What he did, as Parelli and others did is get people wanting to learn and handling horses more and in better ways.
My problem with those clinicians, they rode by the seat of the pants, didn’t have other than the understanding of horses that gives, practically NO technical understanding of even the basics.
Another Mr Hunt story to make your hair curl, in the afternoon riding part of the program, this one cowboy on this small weedy filly, with a bosal and not that many rides on her, asked him how to get that filly to back.
Mr Hunt told him to take a good hold of the filly and RAN at her windmilling his arms wildly!:eek:
That filly of course didn’t back smoothly from it, but sold out sideways, trying to get away from that mad man coming at her so aggressively.
Mr Hunt told him “keep ahold of her, facing me” and ran at her again.
Same result.
He did that three times, by then the filly was not standing anywhere near that man, no sir and Mr Hunt told the cowboy he needed to work more on controlling her before she would learn to back properly.
Honestly, Mr Hunt, at that time, sure didn’t know how to give lessons or how to train horses in any sensible way he could teach others.
Don’t give me that “the student has to be ready”.:rolleyes:
I taught for many years and I got my teaching across, to humans and horses.
To say that is catchy philosophical phrase, but a cop-out in this situation, when we are talking about very basic things anyone should be able to understand, not top level performance nuances.
I was glad to hear he must have learned along the way, all of us do, eventually, if we live long enough.:yes:
As for Mr Hunt being able to stick a real rank bronc, well, what does that matter?
That still doesn’t make him an all around good horseman.
He may or not have been, if he can stick a bronc or not.
I know some not very good cowboys that can ride any and all and get the work done on them, but still are not at all good horsemen or much less horse trainers.
It takes way more than that to impress those that are training out there every day and making something out of their horses without needing to fight with them.
You are right, I don’t know Mr Hunt, just saw him in person those two years for two days, many years ago and have seen a few videos and read the stories.
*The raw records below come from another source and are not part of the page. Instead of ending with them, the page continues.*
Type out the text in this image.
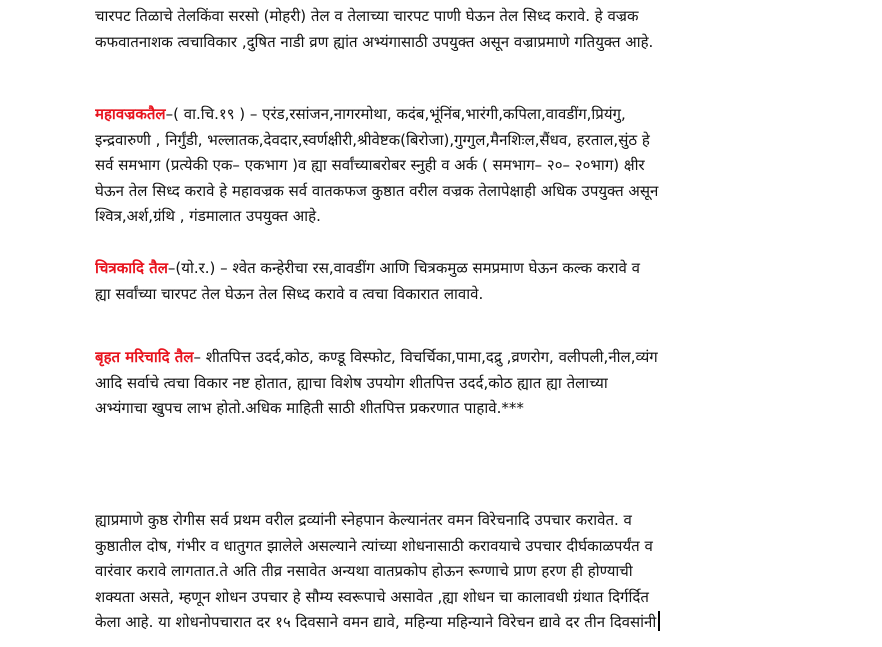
चारपट तिळाचे तेलकिंवा सरसो (मोहरी) तेल व तेलाच्या चारपट पाणी घेऊन तेल सिध्द करावे. हे वज्रक
कफवातनाशक त्वचाविकार ,दुषित नाडी व्रण ह्यांत अभ्यंगासाठी उपयुक्त असून वज्राप्रमाणे गतियुक्त आहे.

महावज्रकतैल–( वा.चि.१९ ) – एरंड,रसांजन,नागरमोथा, कदंब,भूंनिंब,भारंगी,कपिला,वावडींग,प्रियंगु,
इन्द्रवारुणी , निर्गुंडी, भल्लातक,देवदार,स्वर्णक्षीरी,श्रीवेष्टक(बिरोजा),गुग्गुल,मैनशिःल,सैंधव, हरताल,सुंठ हे
सर्व समभाग (प्रत्येकी एक– एकभाग )व ह्या सर्वांच्याबरोबर स्नुही व अर्क ( समभाग– २०– २०भाग) क्षीर
घेऊन तेल सिध्द करावे हे महावज्रक सर्व वातकफज कुष्ठात वरील वज्रक तेलापेक्षाही अधिक उपयुक्त असून
श्वित्र,अर्श,ग्रंथि , गंडमालात उपयुक्त आहे.

चित्रकादि तैल–(यो.र.) – श्वेत कन्हेरीचा रस,वावडींग आणि चित्रकमुळ समप्रमाण घेऊन कल्क करावे व
ह्या सर्वांच्या चारपट तेल घेऊन तेल सिध्द करावे व त्वचा विकारात लावावे.

बृहत मरिचादि तैल– शीतपित्त उदर्द,कोठ, कण्डू विस्फोट, विचर्चिका,पामा,दद्रु ,व्रणरोग, वलीपली,नील,व्यंग
आदि सर्वाचे त्वचा विकार नष्ट होतात, ह्याचा विशेष उपयोग शीतपित्त उदर्द,कोठ ह्यात ह्या तेलाच्या
अभ्यंगाचा खुपच लाभ होतो.अधिक माहिती साठी शीतपित्त प्रकरणात पाहावे.***

ह्याप्रमाणे कुष्ठ रोगीस सर्व प्रथम वरील द्रव्यांनी स्नेहपान केल्यानंतर वमन विरेचनादि उपचार करावेत. व
कुष्ठातील दोष, गंभीर व धातुगत झालेले असल्याने त्यांच्या शोधनासाठी करावयाचे उपचार दीर्घकाळपर्यंत व
वारंवार करावे लागतात.ते अति तीव्र नसावेत अन्यथा वातप्रकोप होऊन रूग्णाचे प्राण हरण ही होण्याची
शक्यता असते, म्हणून शोधन उपचार हे सौम्य स्वरूपाचे असावेत ,ह्या शोधन चा कालावधी ग्रंथात दिर्गर्दित
केला आहे. या शोधनोपचारात दर १५ दिवसाने वमन द्यावे, महिन्या महिन्याने विरेचन द्यावे दर तीन दिवसांनी
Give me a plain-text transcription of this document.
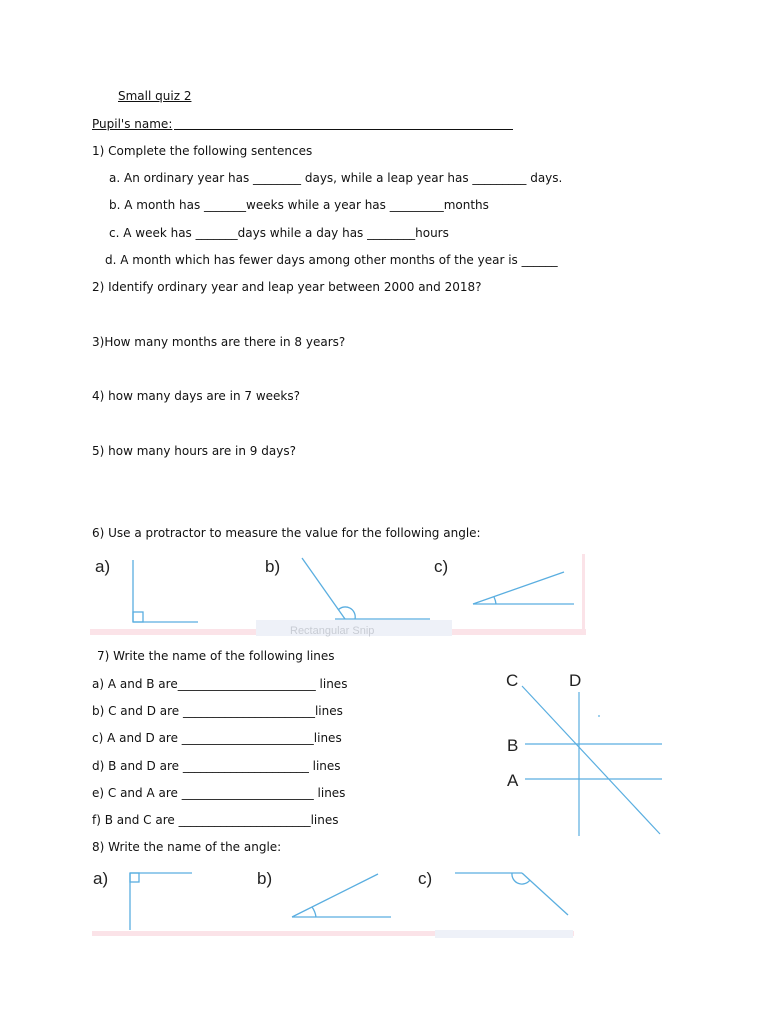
Small quiz 2
Pupil's name:
1) Complete the following sentences
a. An ordinary year has ________ days, while a leap year has _________ days.
b. A month has _______weeks while a year has _________months
c. A week has _______days while a day has ________hours
d. A month which has fewer days among other months of the year is ______
2) Identify ordinary year and leap year between 2000 and 2018?
3)How many months are there in 8 years?
4) how many days are in 7 weeks?
5) how many hours are in 9 days?
6) Use a protractor to measure the value for the following angle:
Rectangular Snip
a)	b)	c)
7) Write the name of the following lines
a) A and B are_______________________ lines
b) C and D are ______________________lines
c) A and D are ______________________lines
d) B and D are _____________________ lines
e) C and A are ______________________ lines
f) B and C are ______________________lines
C	D
B
A
8) Write the name of the angle:
a)	b)	c)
I already said, like all those clinicians, they have helped teach people that there is more to horses than just get on and do something, that preparing them is a good idea, something the western world, other than in show venues, was not really good at doing.
HOW he and those men went about it, well, that I will say, was and is not always really what they think it is.
Like everyone else, we don’t know how little we know, no matter how much we may know.
One example given, the horses being made to, not prevented from bucking, something so very basic and reasonable, if you think about it.
Another example, the coke bottle spin, that some still don’t know today is not correct, will talk away saying how well their horse is spinning while all it is doing is swapping ends over the middle.
And so on …
I will say, more and more, as in the video I posted here, everyone is learning more, cross pollinating happening from all disciplines and yes, even what those men decades ago brought to the table is very valid, just not quite what some today want it to be, “perfct”.